Recent advances have allowed testing in intubated patients 20, and are briefly described in the ATS/ERS statement. Understanding of the physiological determinants of NO secretion in the airway has led to a description of several flow-independent NO exchange parameters, namely the alveolar NO concentration, the bronchial wall NO concentration and the airway transfer factor for NO 21, 22. Perturbation of these parameters differs between disorders that affect airways, e.g. asthma, and those that affect lung parenchyma, such as interstitial fibrosis 23. These advances are briefly described and referenced in the updated statement.

For the application of NO to move from bench to bedside, there are several requirements. First, the value of exhaled NO must be established for specific disorders. Currently, asthma is the main disease that seems to justify NO measurement, but others may follow, e.g. monitoring of lung transplant patients.
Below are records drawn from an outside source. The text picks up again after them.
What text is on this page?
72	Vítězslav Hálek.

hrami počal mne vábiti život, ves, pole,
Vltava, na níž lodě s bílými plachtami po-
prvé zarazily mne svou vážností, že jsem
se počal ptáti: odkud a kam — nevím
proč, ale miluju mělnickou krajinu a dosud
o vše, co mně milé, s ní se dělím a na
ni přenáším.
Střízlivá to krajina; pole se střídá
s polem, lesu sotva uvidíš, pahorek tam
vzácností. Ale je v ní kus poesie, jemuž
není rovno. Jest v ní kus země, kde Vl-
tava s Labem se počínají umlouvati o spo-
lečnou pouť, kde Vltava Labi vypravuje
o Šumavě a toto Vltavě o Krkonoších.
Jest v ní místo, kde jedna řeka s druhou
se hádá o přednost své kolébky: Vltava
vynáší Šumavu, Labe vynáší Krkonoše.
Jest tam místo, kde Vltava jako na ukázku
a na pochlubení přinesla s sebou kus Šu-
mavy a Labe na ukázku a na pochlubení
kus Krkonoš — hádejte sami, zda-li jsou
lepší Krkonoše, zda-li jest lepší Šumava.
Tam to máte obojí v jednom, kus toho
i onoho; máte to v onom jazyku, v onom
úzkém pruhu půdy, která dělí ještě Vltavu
For asthma, while research has been extensive, we need to see well-powered and well-controlled studies that prove the impact of exhaled NO measurement on measures of asthma control in the widest sense, e.g. exacerbations, health–economic outcomes on quality of life and, in the longer term, on remodelling and prognosis. Importantly, as of yet, there are no published normal reference ranges for health and disease. Once more data are available, treatment guidelines need to address the noninvasive assessment of asthma. Medical devices need to pass the rigor of regulatory approval, and reimbursement codes are essential for widespread application to occur. Finally, technological advances must occur in NO measurement, which will result in inexpensive stable and simple devices that are applicable to the laboratory, but also to home measurement for more difficult patients, if exhaled NO proves to be useful in those patients.

This joint American Thoracic Society/European Respiratory Society statement should be a living, breathing document, through frequent updates. Researchers and clinicians are invited to send comments and suggestions about measurement issues to the contributors of the document, including this author, for discussion, if and when future revisions occur.